Reasoning Beyond Limits: Advances and Open Problems for LLMs

TL;DR

This survey addresses the problem of enabling robust, transparent reasoning in large language models by synthesizing breakthroughs from 2023–2025. It catalogs top 27 LRMs and surveys training methodologies including MoE, RAG, CoT, RL-based alignment, and distillation, while detailing test-time compute strategies. Key contributions include a structured taxonomy of methods, an open panorama of model architectures, and a discussion of open challenges such as multi-step reasoning without human supervision, long-context retrieval, and cross-lingual alignment. The findings highlight a trend toward scalable reasoning through Mixture-of-Experts, retrieval-augmented reasoning, and self-improvement loops, with strong implications for deploying efficient, domain-specific agents. Together, these insights guide future design of cognitively capable, resource-efficient LLMs that can operate reliably across diverse tasks and modalities.

Abstract

Recent generative reasoning breakthroughs have transformed how large language models (LLMs) tackle complex problems by dynamically retrieving and refining information while generating coherent, multi-step thought processes. Techniques such as inference-time scaling, reinforcement learning, supervised fine-tuning, and distillation have been successfully applied to models like DeepSeek-R1, OpenAI's o1 & o3, GPT-4o, Qwen-32B, and various Llama variants, resulting in enhanced reasoning capabilities. In this paper, we provide a comprehensive analysis of the top 27 LLM models released between 2023 and 2025 (including models such as Mistral AI Small 3 24B, DeepSeek-R1, Search-o1, QwQ-32B, and phi-4). Then, we present an extensive overview of training methodologies that spans general training approaches, mixture-of-experts (MoE) and architectural innovations, retrieval-augmented generation (RAG), chain-of-thought and self-improvement techniques, as well as test-time compute scaling, distillation, and reinforcement learning (RL) methods.

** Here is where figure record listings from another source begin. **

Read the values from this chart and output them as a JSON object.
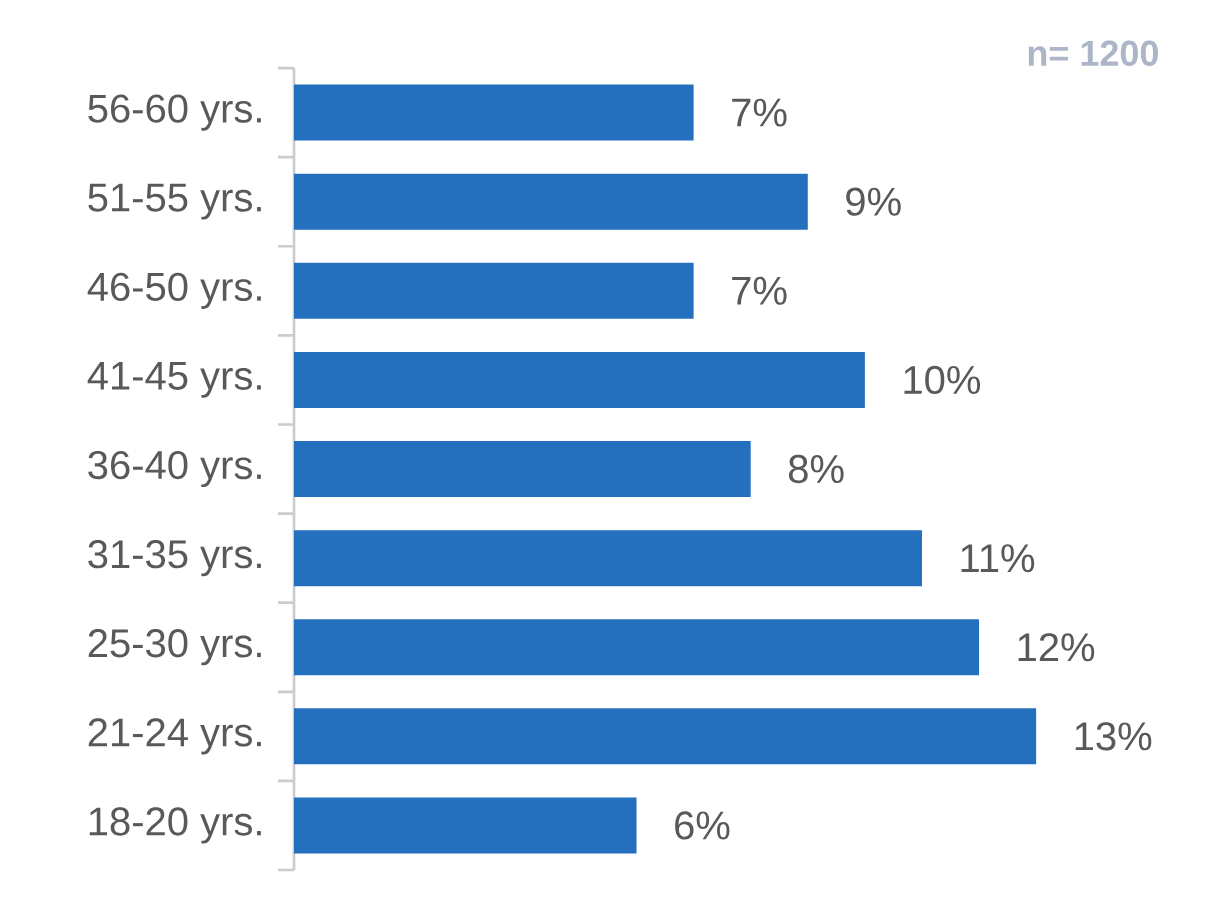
{
  "chart_data": {
    "type": "bar",
    "orientation": "horizontal",
    "categories": [
      "56-60 yrs.",
      "51-55 yrs.",
      "46-50 yrs.",
      "41-45 yrs.",
      "36-40 yrs.",
      "31-35 yrs.",
      "25-30 yrs.",
      "21-24 yrs.",
      "18-20 yrs."
    ],
    "values": [
      7,
      9,
      7,
      10,
      8,
      11,
      12,
      13,
      6
    ],
    "value_labels": [
      "7%",
      "9%",
      "7%",
      "10%",
      "8%",
      "11%",
      "12%",
      "13%",
      "6%"
    ],
    "color": "#2470be",
    "annotations": [
      "n= 1200"
    ]
  }
}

Finally, we discuss the key challenges in advancing LLM capabilities, including improving multi-step reasoning without human supervision, overcoming limitations in chained tasks, balancing structured prompts with flexibility, and enhancing long-context retrieval and external tool integration.

Paper Structure

This paper contains 113 sections, 32 equations, 3 figures, 6 tables.

Figures (3)

  • Figure 1: Survey Structure.
  • Figure 2: Thought Preference Optimization wu2024thinking – The process begins by instructing the language model to produce an internal reasoning sequence before generating its final answer. After multiple potential responses are sampled, these answers are passed to an evaluator model that identifies the most and least preferred options. The complete outputs corresponding to these top and bottom choices serve as accepted and rejected examples for DPO optimization rafailov2023direct. This cycle is repeated over multiple training iterations.
  • Figure 3: Direct Preference Optimization (DPO) rafailov2023direct – DPO aligns models with human preferences without employing a reinforcement learning stage. Traditional approaches for fine-tuning language models with human feedback christiano2017deep typically involve training a reward model on a dataset of prompts and preference annotations, then using RL to discover a policy that maximizes the learned reward. By contrast, DPO directly adapts the policy to fulfill these preferences best using a straightforward classification-based objective, avoiding both explicit reward modeling and RL.